Our log book indicates that we started out at 1700, February 19, 1943. We were scheduled to rendezvous with the X-12, a sister ship, at 1730 on February 21, two days later, at Aaroy Island, some ten miles from where the Tirpitz was anchored, before taking off for our final run to penetrate the protective anti-submarine netting.

We hit Aaroy Island just about as planned ... and, of course, our Commander refused to believe it WAS Aaroy Island, indeed, that it was an island at all. Captain Sir Doubting Thomas proposed that to prove we had reached an island, we circumnavigate it a la Magellan.

At this point, Paddy, listening to the conversation going on in the bowels of the X-15, stepped in and said: "Yes, it is an island. Yes, you have arrived. Yes, you've reached Aaroy Island. Yes, you may proceed."

And proceed we did. The Tirpitz was anchored in shallow water; the plan was to sail under and have the diver exit and plant explosives on the sea bottom under the its hull.

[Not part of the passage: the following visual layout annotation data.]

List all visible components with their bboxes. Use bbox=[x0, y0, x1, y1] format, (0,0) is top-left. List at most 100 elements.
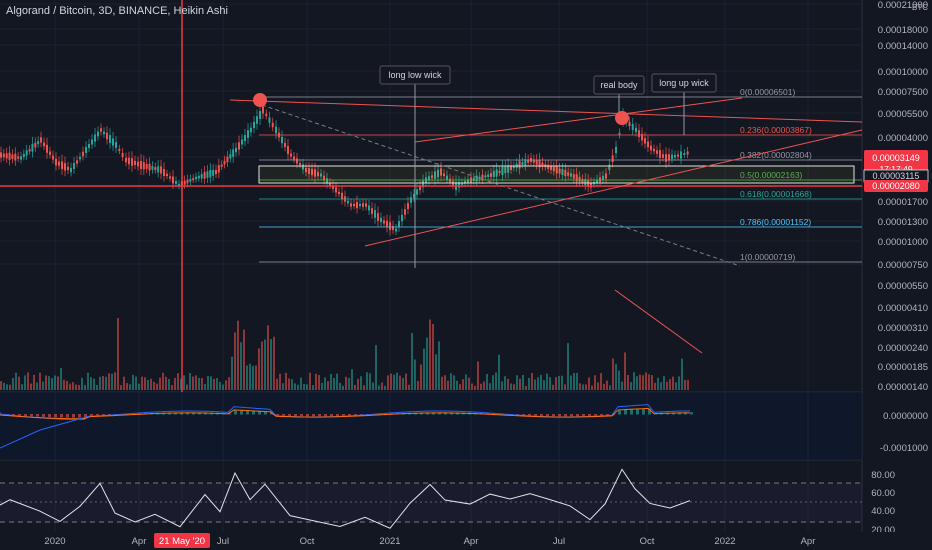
volume-bar bbox=[366, 372, 368, 390]
volume-bar bbox=[432, 324, 434, 390]
candle bbox=[567, 172, 570, 176]
macd-histogram-bar bbox=[36, 414, 39, 417]
candle bbox=[14, 153, 17, 161]
candle bbox=[11, 154, 14, 159]
candle bbox=[555, 166, 558, 174]
candle bbox=[362, 203, 364, 207]
volume-bar bbox=[660, 382, 662, 390]
volume-bar bbox=[438, 341, 440, 390]
volume-bar bbox=[600, 373, 602, 390]
volume-bar bbox=[129, 384, 131, 390]
volume-bar bbox=[273, 336, 275, 390]
volume-bar bbox=[477, 361, 479, 390]
volume-bar bbox=[57, 376, 59, 390]
time-tick-label: Apr bbox=[464, 536, 479, 547]
candle bbox=[73, 163, 75, 169]
macd-histogram-bar bbox=[624, 409, 627, 415]
candle bbox=[350, 203, 352, 207]
price-tick-label: 0.00004000 bbox=[878, 133, 928, 144]
macd-histogram-bar bbox=[558, 414, 561, 417]
candle bbox=[615, 146, 617, 154]
macd-histogram-bar bbox=[600, 414, 603, 416]
trend-line bbox=[414, 97, 743, 143]
annotation-label: long low wick bbox=[388, 70, 442, 80]
volume-bar bbox=[396, 372, 398, 390]
volume-bar bbox=[321, 382, 323, 390]
candle bbox=[431, 175, 433, 179]
macd-histogram-bar bbox=[78, 414, 81, 418]
price-tag-value: 0.00003115 bbox=[873, 171, 920, 181]
price-tick-label: 0.00005500 bbox=[878, 109, 928, 120]
volume-bar bbox=[645, 372, 647, 390]
volume-bar bbox=[495, 372, 497, 390]
candle bbox=[416, 189, 418, 195]
volume-bar bbox=[288, 378, 290, 390]
volume-bar bbox=[564, 384, 566, 390]
candle bbox=[40, 137, 42, 143]
candle bbox=[386, 220, 388, 228]
volume-bar bbox=[96, 385, 98, 390]
fib-level-label: 0.382(0.00002804) bbox=[740, 150, 812, 160]
candle bbox=[656, 150, 658, 154]
volume-bar bbox=[150, 378, 152, 390]
candle bbox=[82, 151, 84, 157]
volume-bar bbox=[63, 379, 65, 390]
volume-bar bbox=[492, 375, 494, 390]
volume-bar bbox=[9, 384, 11, 390]
candle bbox=[527, 159, 530, 163]
volume-bar bbox=[429, 319, 431, 390]
volume-bar bbox=[471, 383, 473, 390]
volume-bar bbox=[294, 383, 296, 390]
time-tick-label: Apr bbox=[801, 536, 816, 547]
macd-histogram-bar bbox=[240, 409, 243, 415]
macd-histogram-bar bbox=[318, 414, 321, 417]
macd-histogram-bar bbox=[252, 410, 255, 415]
volume-bar bbox=[444, 375, 446, 390]
time-axis[interactable]: 2020 Apr 21 May '20 Jul Oct 2021 Apr Jul Oct 2022… bbox=[0, 532, 932, 550]
date-highlight bbox=[154, 533, 210, 548]
volume-bar bbox=[21, 384, 23, 390]
macd-histogram-bar bbox=[336, 414, 339, 417]
candle bbox=[320, 173, 322, 177]
candle bbox=[521, 161, 524, 165]
volume-bar bbox=[630, 382, 632, 390]
volume-bar bbox=[681, 358, 683, 390]
candle bbox=[395, 228, 397, 232]
candle bbox=[680, 151, 682, 159]
volume-bar bbox=[528, 377, 530, 390]
candle bbox=[275, 126, 277, 134]
volume-bar bbox=[390, 373, 392, 390]
macd-histogram-bar bbox=[528, 414, 531, 416]
volume-bar bbox=[465, 374, 467, 390]
volume-bar bbox=[168, 378, 170, 390]
volume-bar bbox=[228, 377, 230, 390]
macd-histogram-bar bbox=[564, 414, 567, 417]
candle bbox=[238, 142, 240, 150]
candle bbox=[142, 162, 145, 170]
candle bbox=[507, 165, 510, 173]
candle bbox=[341, 192, 343, 200]
macd-histogram-bar bbox=[48, 414, 51, 418]
volume-bar bbox=[534, 379, 536, 390]
candle bbox=[163, 169, 165, 176]
time-tick-label: Oct bbox=[640, 536, 655, 547]
volume-bar bbox=[384, 385, 386, 390]
rsi-tick-label: 60.00 bbox=[871, 488, 895, 499]
volume-bar bbox=[621, 381, 623, 390]
volume-bar bbox=[570, 375, 572, 390]
price-pane[interactable]: 0(0.00006501) 0.236(0.00003867) 0.382(0.00… bbox=[0, 0, 863, 392]
volume-bar bbox=[618, 370, 620, 390]
volume-bar bbox=[666, 381, 668, 390]
candle bbox=[2, 153, 5, 158]
candle bbox=[498, 170, 501, 174]
candle bbox=[392, 225, 394, 231]
candle bbox=[220, 164, 223, 167]
volume-bar bbox=[237, 320, 239, 390]
volume-bar bbox=[501, 381, 503, 390]
time-tick-label: 21 May '20 bbox=[159, 536, 205, 547]
time-tick-label: Apr bbox=[132, 536, 147, 547]
volume-bar bbox=[123, 376, 125, 390]
candle bbox=[644, 138, 646, 144]
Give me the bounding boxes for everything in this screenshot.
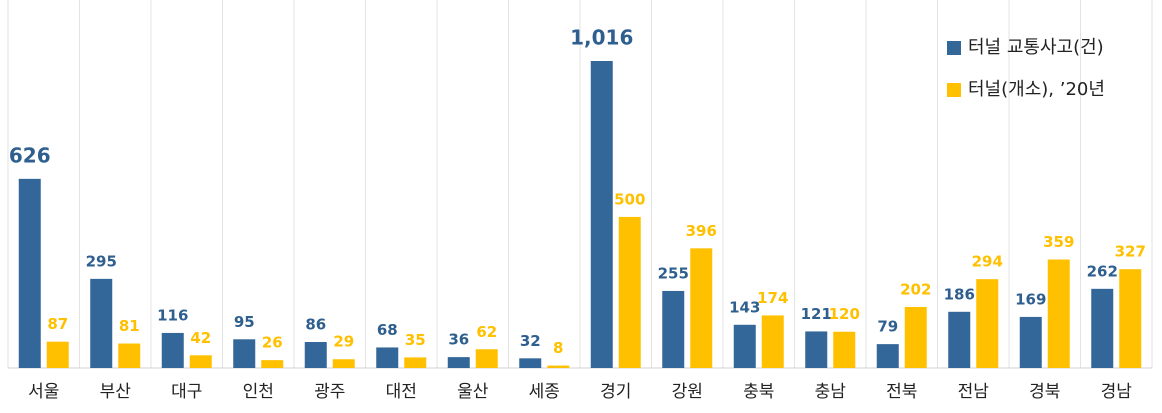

And did we sink the Tirpitz? In truth, we got an "almost". After our many adventures, our many hours at sea, we reached the Tirpitz's anchorage, cut the surrounding net, sailed under the huge craft, planted our explosives on the sea bed under the vessel, and began to quietly sneak away.

And then, instead of hearing a very satisfying BOOM!, we heard the Tirpitz's engines start up, and off she went! ... leaving our explosives behind! Whadda revoltin' development!

In short, therefore, while we were not a vast success, we could be classified as a "small success".

The result of this entire affair, of course, is that W. Simon is giving up playing with toy soldiers completely. From now on, he's going to participate in Paddy Griffith-type games, crawling under dining room tables and the like.

Anyone wanna buy a huge collection of distorted toy soldiers?